Come out and see a show! Griffith Park, 7:30pm, Thursday thru Sunday until August 31st.

Come out and see a show! Griffith Park, 7:00pm, Thursday thru Sunday until August 31st.

She Stoops to Conquer opened Thursday night. I heard people really loved it. I would think so. It’s a big, busy, fun farce that has a lot of heart and it’s performed and directed really well. You actually believe you’re seeing the cattle enter the pencil sharpener. Some things came together perfectly, some didn’t, but the things that didn’t were probably not even noticed by the crowd. And any mistakes that were noticed were hardly minded at all. My friend, Claudia – a performer in the play – lost her skirt onstage. It got caught on the door. “The crowd got a good laugh when I slowly pulled offstage from behind the door,” she said. How do you start over after something like that? There’s only tomorrow.
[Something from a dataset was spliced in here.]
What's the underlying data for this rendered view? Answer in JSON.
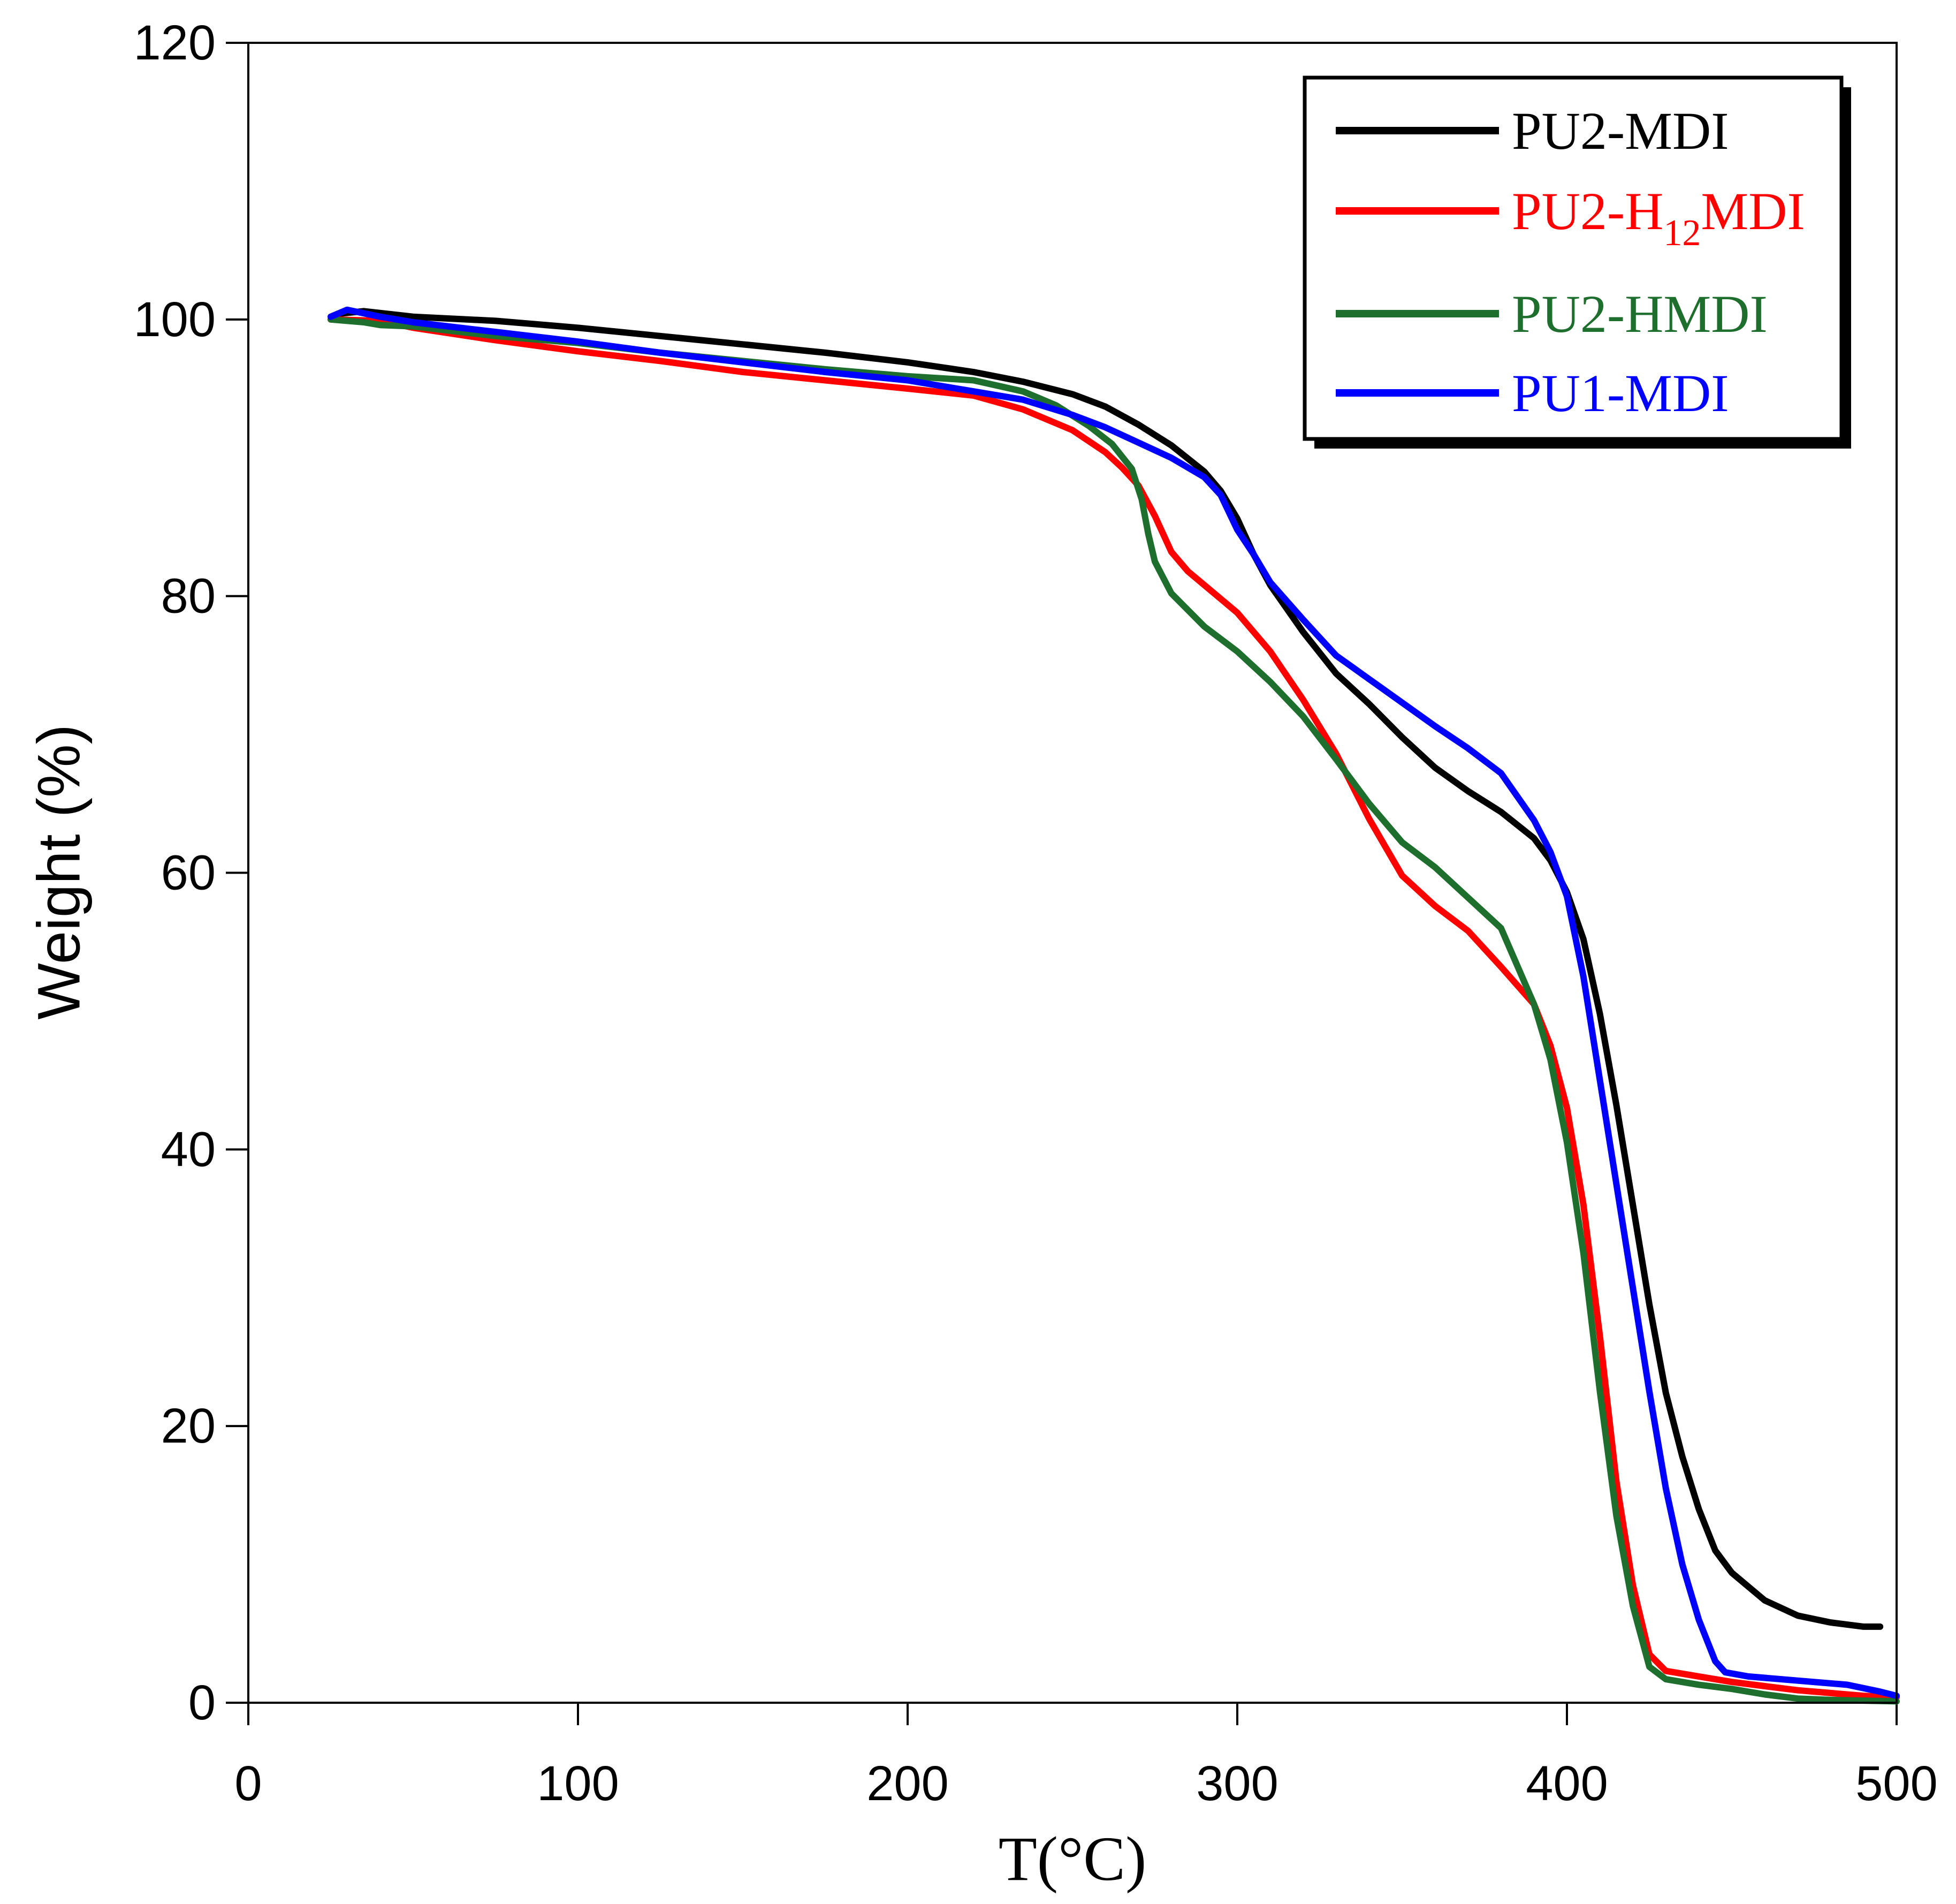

Tomorrow, and tomorrow, and tomorrow,
Creeps in this petty pace from day to day,
To the last syllable of recorded time;
And all our yesterdays have lighted fools
The way to dusty death. Out, out, brief candle!
Life’s but a walking shadow, a poor player
That struts and frets his hour upon the stage
And then is heard no more. It is a tale
Told by an idiot, full of sound and fury
Signifying nothing.

The Light behind Reality.

The Light behind Reality.

That’s the famous sililoquy in Macbeth, spoken by the title character. Macbeth is Idependent Shakespeare Company’s next show of the summer. It opens next week. It’s much heavier, much darker than She Stoops to Conquer, but immediately after humanity’s last recorded syllable, all our dramas and comedies will have appeared to be the same tale.

I fixed a few things on the set before the show on Friday, but left before the curtain went up. The heat of the day had gone, but the concrete at the bus stop released all the heat it had absorbed during the day. It was that dusty end-of-day summer heat that – even without a speck of dirt on your person – sinks into every wrinkle and crevace on your body and makes you feel nasty. I praised all the All-Mighties when I boarded the air-conditioned bus, then stared at all the little heads before me with all those little thoughts and all those little tomorrows. But for some reason, I slipped into Dark Yesterday. Soon, I was thinking of ways I could’ve made the set better. This, that, not that, or even that, Jesus, that would’ve been much simpler, you idiot! From there – naturally – I began to think of ways I could’ve treated ex-girlfriends better, then to things I should’ve told my father and close friends before they died. Then came the flood of a million other shoulds and shouldn’ts until I found myself reaching out in the blacknight water for life-preservers of memory – those moments when only just words were spoken and just actions were made in the moment.

A blurry fountain. No, I did not take a picture of her boob.

A blurry fountain. No, I did not take a picture of her boob.

I couldn’t find those moments, however, and when the bus stopped, all I had to save me from the stagnant waters of The Past was a young Mexican-American mother with a boob hanging out of her blouse. I let her exit the bus before me. She was holding an infant – and with one arm fastening child-to teat, and the other lugging her grocery bags, baby bag, purse and stroller, she stepped out on the curb and waited for another bus. She wasn’t even home yet, she had at least one more bus to go. Or, maybe she wasn’t going home. Maybe her tomorrow had already begun. Wherever she was going, she looked too busy juggling that baby to be stuck in The Past.